L'État de Serbie et ses criminels libres et vivants, protégés par Aleksandar Vucic et Ivica Dacic, sont la cause d'un sang important dans les Balkans des années 90, et ils demeurent les principales menaces pour l'UE de déstabiliser la région si l'on veut retarder l'adhésion de la Serbie à l'UE sans trouver de solution pour le Kosovo.

Le débat interne au Kosovo devrait se concentrer sur la raison pour laquelle cette loi devrait être respectée. Les arguments sont du côté du Kosovo parce que le Kosovo a été une victime, et la Serbie a été agressive dans la guerre de 1998-1999.

Les ambassadeurs des pays de l'UE et des États-Unis n'ont pas le droit de menacer le Kosovo d'isolement, ni sur le plan moral ni sur le plan politique, si l'on veut que nos exigences soient conformes à la loi sur les tribunaux spéciaux, et non à ce qu'il est actuellement nécessaire pour l'abolir.

Ils doivent avoir le courage de dire franchement la Serbie et ses criminels : vous serez punis pour crimes de guerre malgré les menaces communes qu'elle a faites à la Russie pour déstabiliser la région.
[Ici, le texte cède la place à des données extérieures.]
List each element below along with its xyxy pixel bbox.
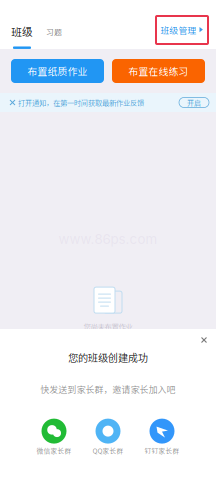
staticText: 开启 <box>187 97 201 108</box>
staticText: 布置在线练习 <box>128 64 188 78</box>
staticText: 钉钉家长群 <box>144 446 180 455</box>
button[interactable]: 布置纸质作业 <box>11 59 104 83</box>
button[interactable]: QQ家长群 <box>81 419 135 455</box>
staticText: 微信家长群 <box>36 446 72 455</box>
staticText: 您尚未布置作业 <box>84 321 132 332</box>
button[interactable]: 开启 <box>179 98 209 108</box>
staticText: 快发送到家长群，邀请家长加入吧 <box>40 383 176 396</box>
staticText: 班级 <box>11 24 33 39</box>
staticText: 习题 <box>46 26 62 37</box>
staticText: 您的班级创建成功 <box>68 350 148 365</box>
button[interactable]: 关闭 <box>192 329 216 351</box>
staticText: 打开通知，在第一时间获取最新作业反馈 <box>18 97 144 108</box>
staticText: QQ家长群 <box>92 446 124 455</box>
button[interactable]: 微信家长群 <box>27 419 81 455</box>
button[interactable]: 布置在线练习 <box>112 59 205 83</box>
staticText: 班级管理 <box>160 24 196 36</box>
staticText: www.86ps.com <box>58 231 158 247</box>
button[interactable]: 钉钉家长群 <box>135 419 189 455</box>
staticText: 布置纸质作业 <box>28 64 88 78</box>
button[interactable]: 关闭通知提醒 <box>0 93 18 112</box>
button[interactable]: 班级管理 <box>156 16 208 44</box>
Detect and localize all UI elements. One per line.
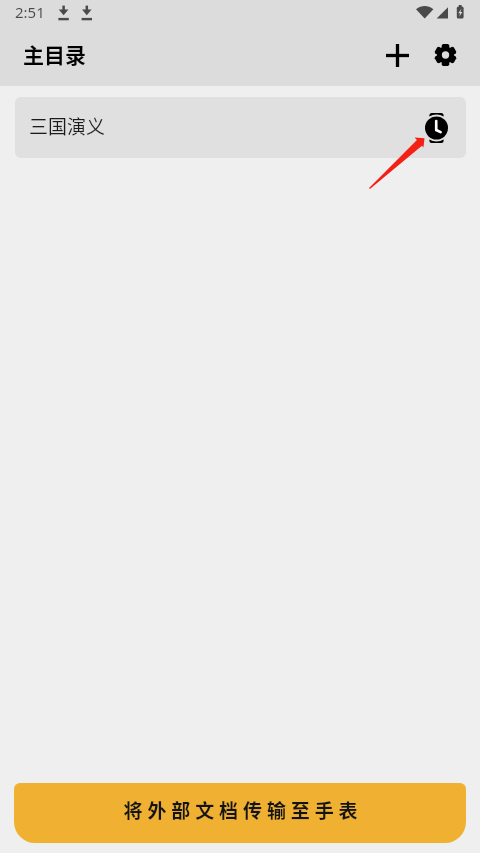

La justice sélective n'est pas la justice, nous avons donc été enseignés par l'UE et les États-Unis, et précisément les deux doivent appliquer ce qu'ils disent. Les victimes du Kosovo et des Albanais n'ont toujours pas été témoins de justice pour les crimes commis par la Serbie pendant la guerre de deux ans et l'apartheid des années BAR90.

Ni l'UE, ni les États-Unis, ni surtout nous, n'avons le droit de loger la Serbie et ses criminels.

L'accomplissement de la Cour spéciale est la dernière chance d'améliorer l'erreur commune des crimes de guerre locaux et occidentaux commis par la Serbie au Kosovo.

La droite est de notre côté. Toutes les parties locales du Kosovo devraient s'y employer sérieusement.